Négos conventionnelles : les jeunes médecins divisés

Un texte favorable aux généralistes qui fait des mécontents

Le feuilleton des négociations conventionnelles devrait trouver son épilogue mercredi prochain. Si les syndicats seniors brillent leur désunion, c’est aussi le cas des syndicats de jeunes. Plongée en terre de discorde.

 

C’est un peu comme si, à la fin d’un marathon, on avait tout à coup décidé de repousser la ligne d’arrivée de quelques kilomètres. Alors que les négociations conventionnelles devaient trouver leur terme hier soir, le dénouement a été reporté à mercredi prochain. What’s up Doc en a profité pour faire le tour des organisations de jeunes médecins. On ne peut pas dire que l’ambiance soit au consensus.

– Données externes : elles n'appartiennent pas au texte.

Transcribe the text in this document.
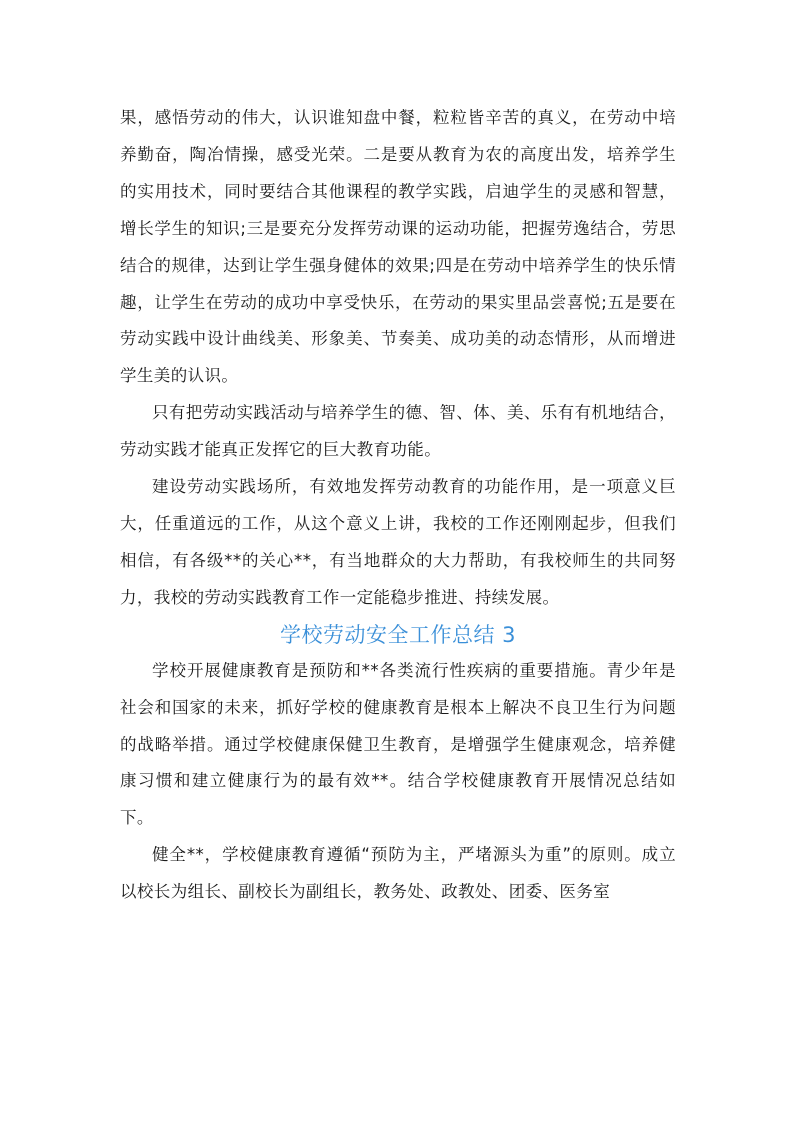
果，感悟劳动的伟大，认识谁知盘中餐，粒粒皆辛苦的真义，在劳动中培养勤奋，陶冶情操，感受光荣。二是要从教育为农的高度出发，培养学生的实用技术，同时要结合其他课程的教学实践，启迪学生的灵感和智慧，增长学生的知识;三是要充分发挥劳动课的运动功能，把握劳逸结合，劳思结合的规律，达到让学生强身健体的效果;四是在劳动中培养学生的快乐情趣，让学生在劳动的成功中享受快乐，在劳动的果实里品尝喜悦;五是要在劳动实践中设计曲线美、形象美、节奏美、成功美的动态情形，从而增进学生美的认识。

只有把劳动实践活动与培养学生的德、智、体、美、乐有有机地结合，劳动实践才能真正发挥它的巨大教育功能。

建设劳动实践场所，有效地发挥劳动教育的功能作用，是一项意义巨大，任重道远的工作，从这个意义上讲，我校的工作还刚刚起步，但我们相信，有各级**的关心**，有当地群众的大力帮助，有我校师生的共同努力，我校的劳动实践教育工作一定能稳步推进、持续发展。

学校劳动安全工作总结 3

学校开展健康教育是预防和**各类流行性疾病的重要措施。青少年是社会和国家的未来，抓好学校的健康教育是根本上解决不良卫生行为问题的战略举措。通过学校健康保健卫生教育，是增强学生健康观念，培养健康习惯和建立健康行为的最有效**。结合学校健康教育开展情况总结如下。

健全**，学校健康教育遵循“预防为主，严堵源头为重”的原则。成立以校长为组长、副校长为副组长，教务处、政教处、团委、医务室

« Les spécialistes oubliés », déplore la CSMF Jeunes Médecins

« Il faut être honnête, cette convention est plutôt favorable à la médecine générale », reconnaît le Dr Yannick Frezet, patron de la section « jeunes médecins » de la Confédération des syndicats médicaux de France (CSMF). Celui-ci fait notamment référence à la revalorisation du C à 25 euros.

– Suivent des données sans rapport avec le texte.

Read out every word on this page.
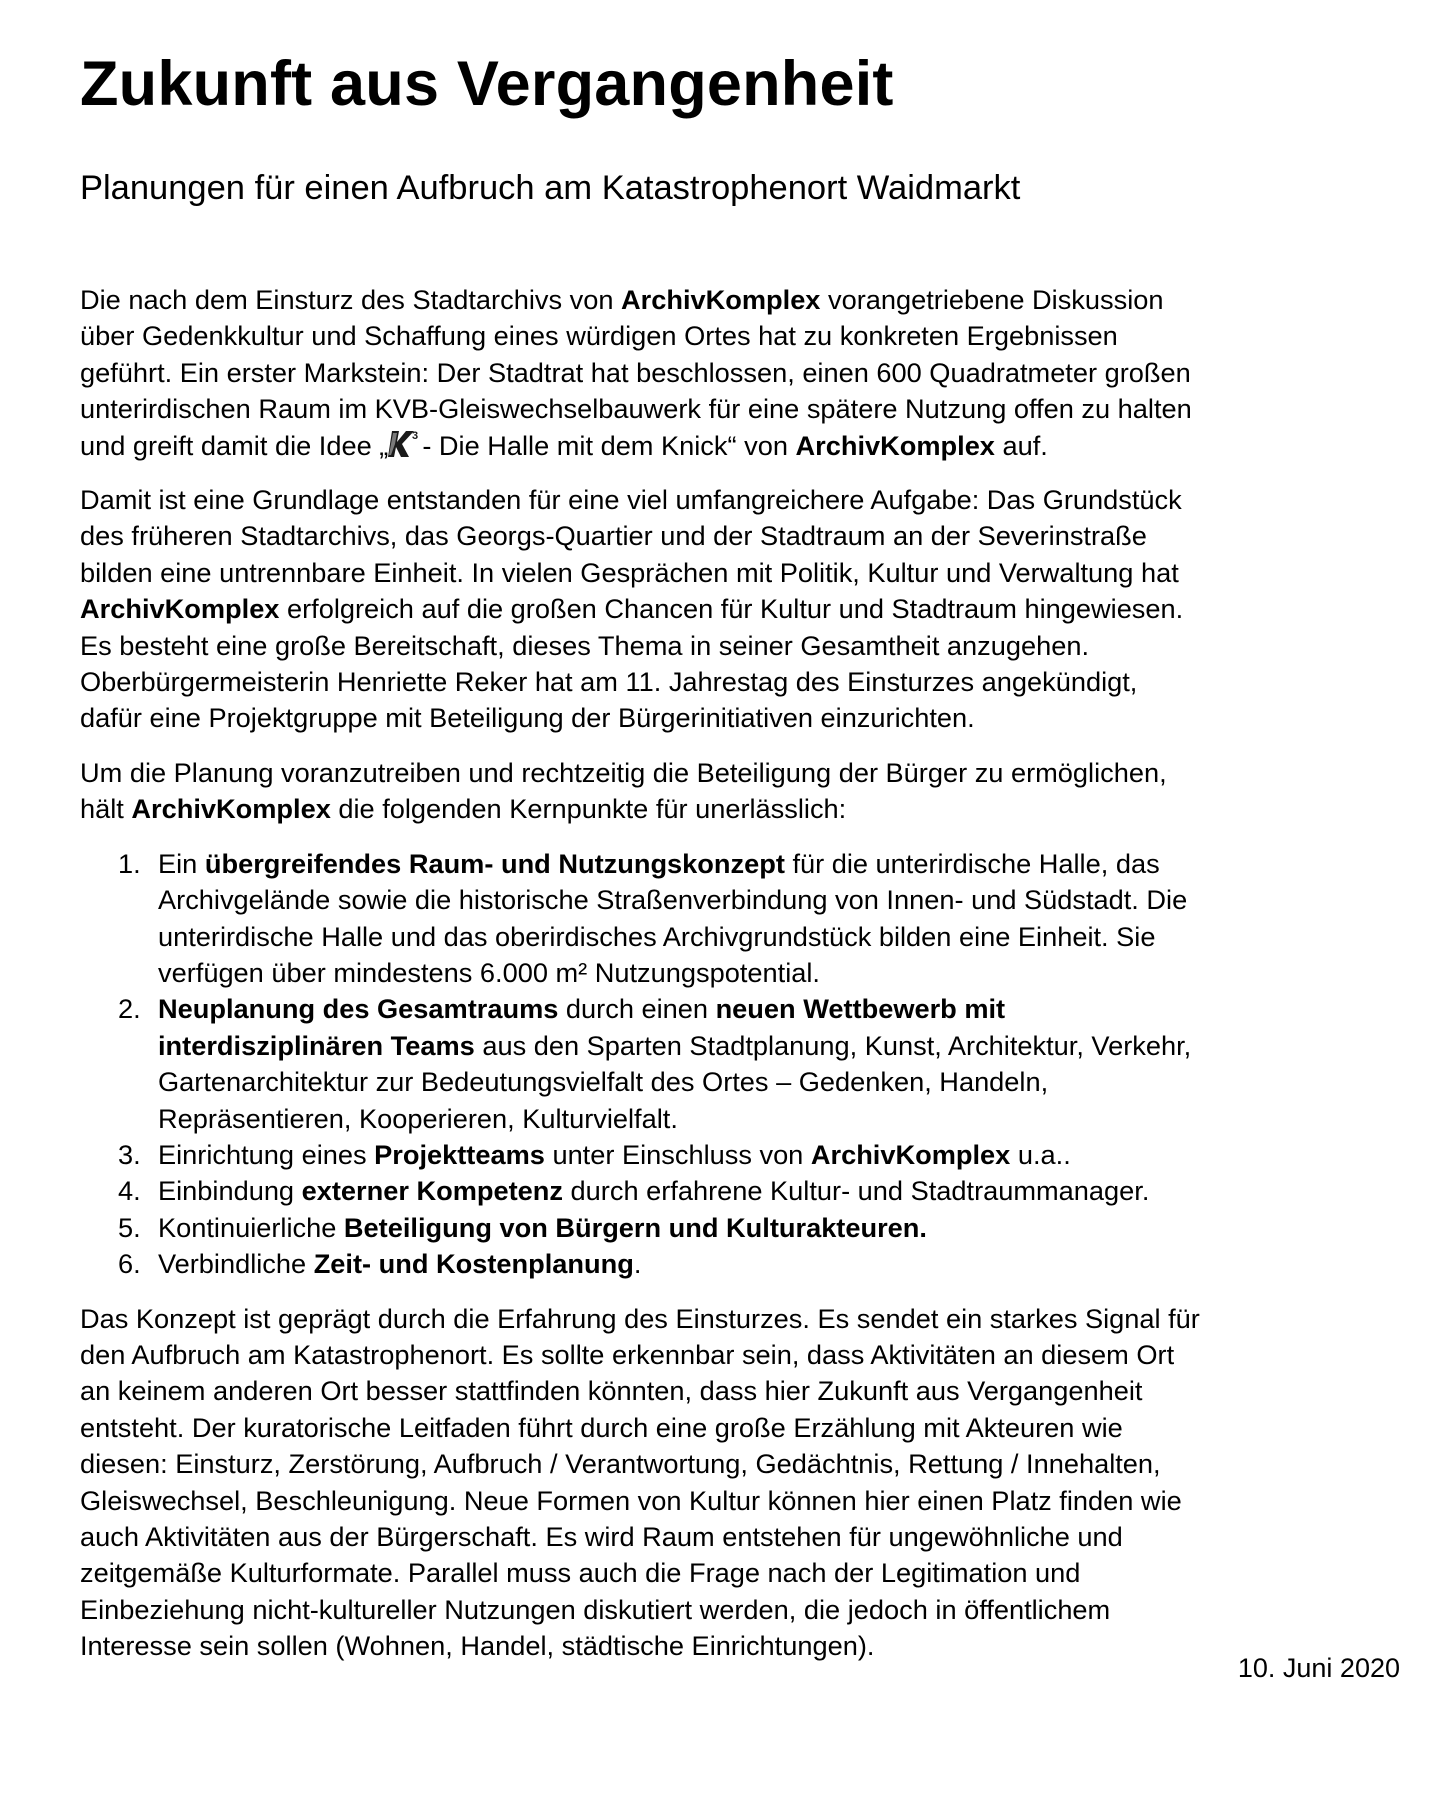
Zukunft aus Vergangenheit
Planungen für einen Aufbruch am Katastrophenort Waidmarkt
Die nach dem Einsturz des Stadtarchivs von ArchivKomplex vorangetriebene Diskussion
über Gedenkkultur und Schaffung eines würdigen Ortes hat zu konkreten Ergebnissen
geführt. Ein erster Markstein: Der Stadtrat hat beschlossen, einen 600 Quadratmeter großen
unterirdischen Raum im KVB-Gleiswechselbauwerk für eine spätere Nutzung offen zu halten
und greift damit die Idee „ 3 - Die Halle mit dem Knick“ von ArchivKomplex auf.
Damit ist eine Grundlage entstanden für eine viel umfangreichere Aufgabe: Das Grundstück
des früheren Stadtarchivs, das Georgs-Quartier und der Stadtraum an der Severinstraße
bilden eine untrennbare Einheit. In vielen Gesprächen mit Politik, Kultur und Verwaltung hat
ArchivKomplex erfolgreich auf die großen Chancen für Kultur und Stadtraum hingewiesen.
Es besteht eine große Bereitschaft, dieses Thema in seiner Gesamtheit anzugehen.
Oberbürgermeisterin Henriette Reker hat am 11. Jahrestag des Einsturzes angekündigt,
dafür eine Projektgruppe mit Beteiligung der Bürgerinitiativen einzurichten.
Um die Planung voranzutreiben und rechtzeitig die Beteiligung der Bürger zu ermöglichen,
hält ArchivKomplex die folgenden Kernpunkte für unerlässlich:
1. Ein übergreifendes Raum- und Nutzungskonzept für die unterirdische Halle, das
Archivgelände sowie die historische Straßenverbindung von Innen- und Südstadt. Die
unterirdische Halle und das oberirdisches Archivgrundstück bilden eine Einheit. Sie
verfügen über mindestens 6.000 m² Nutzungspotential.
2. Neuplanung des Gesamtraums durch einen neuen Wettbewerb mit
interdisziplinären Teams aus den Sparten Stadtplanung, Kunst, Architektur, Verkehr,
Gartenarchitektur zur Bedeutungsvielfalt des Ortes – Gedenken, Handeln,
Repräsentieren, Kooperieren, Kulturvielfalt.
3. Einrichtung eines Projektteams unter Einschluss von ArchivKomplex u.a..
4. Einbindung externer Kompetenz durch erfahrene Kultur- und Stadtraummanager.
5. Kontinuierliche Beteiligung von Bürgern und Kulturakteuren.
6. Verbindliche Zeit- und Kostenplanung.
Das Konzept ist geprägt durch die Erfahrung des Einsturzes. Es sendet ein starkes Signal für
den Aufbruch am Katastrophenort. Es sollte erkennbar sein, dass Aktivitäten an diesem Ort
an keinem anderen Ort besser stattfinden könnten, dass hier Zukunft aus Vergangenheit
entsteht. Der kuratorische Leitfaden führt durch eine große Erzählung mit Akteuren wie
diesen: Einsturz, Zerstörung, Aufbruch / Verantwortung, Gedächtnis, Rettung / Innehalten,
Gleiswechsel, Beschleunigung. Neue Formen von Kultur können hier einen Platz finden wie
auch Aktivitäten aus der Bürgerschaft. Es wird Raum entstehen für ungewöhnliche und
zeitgemäße Kulturformate. Parallel muss auch die Frage nach der Legitimation und
Einbeziehung nicht-kultureller Nutzungen diskutiert werden, die jedoch in öffentlichem
Interesse sein sollen (Wohnen, Handel, städtische Einrichtungen).
10. Juni 2020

Mais ce point positif est aussi pour lui le principal grief que l’on peut faire au texte. « Les spécialistes et le secteur 2 sont complètement oubliés », assène le syndicaliste. « Quand on regarde les revalorisations au-delà du C, on n’est pas loin de zéro. »

« Enfin l’égalité tarifaire », applaudit le SNJMG

Or, les autres syndicats de jeunes médecins contactés par la rédaction sont plutôt favorables à la convention dans son état actuel. Le Dr Émilie Frelat, présidente du Syndicat national des jeunes médecins généralistes (SNJMG), se réjouit notamment de la prochaine égalité tarifaire entre les généralistes et les autres spécialistes.

Vingt-cinq euros pour tout le monde, voilà qui la met en joie. « La médecine générale est considérée par un certain nombre de "grands pensants" comme une sous-spécialité », remarque-t-elle. « Il est temps que notre travail soit valorisé. »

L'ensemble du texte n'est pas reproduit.